An Indian minister on Wednesday defended a citizens' list that effectively stripped citizenship from millions of Bengali-speaking Muslims, claiming Muslim population growth in a border state had overtaken that of Hindus.
The draft National Register of Citizens (NRC) released Monday excluded more than 4 million people from the northeastern state of Assam, where Prime Minister Narendra Modi's Hindu nationalist party came to power for the first time in 2016 promising action against illegal immigrants.
Assam has the second highest percentage of Muslims among all states in Hindu-majority India.
"In the 50 years between 1961 and 2011, the majority community in Assam has grown 2.4 times; the minority has grown 3.9 times," Arun Jaitley, one of Modi's senior-most cabinet colleagues, said in a blog post. "This has caused a major demographic impact."

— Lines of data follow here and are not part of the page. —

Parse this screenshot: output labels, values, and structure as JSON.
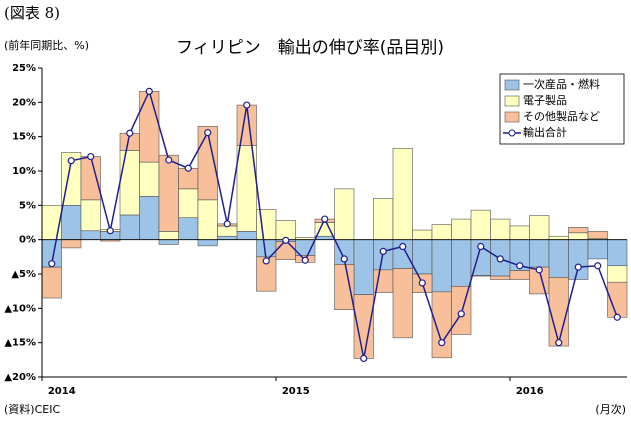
{
  "page_label": "(図表 8)",
  "source": "(資料)CEIC",
  "frequency_label": "(月次)",
  "chart_data": {
    "type": "stacked_bar_line",
    "title": "フィリピン　輸出の伸び率(品目別)",
    "y_axis_label": "(前年同期比、%)",
    "categories": [
      "2014",
      null,
      null,
      null,
      null,
      null,
      null,
      null,
      null,
      null,
      null,
      null,
      "2015",
      null,
      null,
      null,
      null,
      null,
      null,
      null,
      null,
      null,
      null,
      null,
      "2016",
      null,
      null,
      null,
      null,
      null
    ],
    "series": [
      {
        "name": "一次産品・燃料",
        "color": "#9dc3e6",
        "kind": "bar",
        "values": [
          -4,
          5,
          1.3,
          1.2,
          3.6,
          6.3,
          -0.7,
          3.2,
          -0.9,
          0.5,
          1.2,
          -2.5,
          -0.3,
          -2.3,
          0.5,
          -3.6,
          -8,
          -4.4,
          -4.2,
          -5,
          -7.6,
          -6.8,
          -5.2,
          -5.3,
          -4.5,
          -4,
          -5.5,
          -5.8,
          -2.8,
          -3.8
        ]
      },
      {
        "name": "電子製品",
        "color": "#ffffc0",
        "kind": "bar",
        "values": [
          5,
          7.7,
          4.5,
          0.3,
          9.4,
          5,
          1.2,
          4.2,
          5.8,
          1.5,
          12.5,
          4.4,
          2.8,
          0.3,
          2,
          7.4,
          0,
          6,
          13.3,
          1.4,
          2.2,
          3,
          4.3,
          3,
          2,
          3.5,
          0.5,
          1,
          0.2,
          -2.4
        ]
      },
      {
        "name": "その他製品など",
        "color": "#f8c09a",
        "kind": "bar",
        "values": [
          -4.5,
          -1.2,
          6.3,
          -0.2,
          2.5,
          10.3,
          11.1,
          3,
          10.7,
          0.3,
          5.9,
          -5,
          -2.6,
          -1,
          0.5,
          -6.6,
          -9.3,
          -3.3,
          -10.1,
          -2.7,
          -9.6,
          -7,
          -0.1,
          -0.5,
          -1.3,
          -3.9,
          -10,
          0.8,
          1,
          -5.1
        ]
      },
      {
        "name": "輸出合計",
        "color": "#1f1f8f",
        "kind": "line",
        "values": [
          -3.5,
          11.5,
          12.1,
          1.3,
          15.5,
          21.6,
          11.6,
          10.4,
          15.6,
          2.3,
          19.6,
          -3.1,
          -0.1,
          -3,
          3,
          -2.8,
          -17.3,
          -1.7,
          -1,
          -6.3,
          -15,
          -10.8,
          -1,
          -2.8,
          -3.8,
          -4.4,
          -15,
          -4,
          -3.8,
          -11.3
        ]
      }
    ],
    "ylim": [
      -20,
      25
    ],
    "yticks": [
      {
        "value": -20,
        "label": "▲20%"
      },
      {
        "value": -15,
        "label": "▲15%"
      },
      {
        "value": -10,
        "label": "▲10%"
      },
      {
        "value": -5,
        "label": "▲5%"
      },
      {
        "value": 0,
        "label": "0%"
      },
      {
        "value": 5,
        "label": "5%"
      },
      {
        "value": 10,
        "label": "10%"
      },
      {
        "value": 15,
        "label": "15%"
      },
      {
        "value": 20,
        "label": "20%"
      },
      {
        "value": 25,
        "label": "25%"
      }
    ],
    "grid": false,
    "legend": "top-right"
  }
}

Jaitley, who is on medical leave from his role as finance minister, also quoted a Supreme Court order that said that influx of illegal migrants was turning some Assam districts into a Muslim-majority region which could lead to demands for their merger with Bangladesh.
"Nobody could have put it better," Jaitley said.
He added that Assam's neighboring state of West Bengal, whose chief minister has taken the lead in opposing the citizenship exercise, was "not far behind" in the changing demographics fueled by immigration.
Assam has been racked by waves of violence over the years as residents, including tribal groups, have clashed with both Hindu and Muslim settlers, whom they accuse of plundering resources and taking away jobs.
Scores of people were chased down and killed by machete-armed mobs intent on hounding out Muslim immigrants in 1983.
West Bengal Chief Minister Mamata Banerjee has accused the BJP of trying to make millions of people stateless for political reasons and warned of a "bloodbath" and "civil war."
The draft is the result of a yearslong agitation by residents of Assam demanding expulsion of the immigrants from Muslim-majority Bangladesh who are accused of taking their jobs and cornering resources.
Rights groups and activists say the drive targets Muslims who are Indian citizens, a charge the government denies. They compare the deletion of people from citizenship rolls to Myanmar's removal of rights and protections for its Rohingya Muslim community in 1982.
The government said those missing from the list would have a chance to resubmit documents between Aug. 30 and Sept. 28, and had the option to appeal at the foreigners' tribunal. However, many have been facing severe problems.
The targeted people are mostly illiterate, poor and unaware of what is happening regarding citizenship, according to the Students Islamic Organization of India (SIO-India). Anti-Muslim bias among border police and authorities leads to fatal results for Muslims who are trying to prove their Indian citizenship with documents.
Hundreds of thousands of people fled to India from the Muslim-majority Bangladesh after it declared independence from Pakistan in 1971, setting off a nine-month civil war. Most of them settled in Assam and the neighboring state of West Bengal, where there are similar demands to send back illegal Muslim immigrants.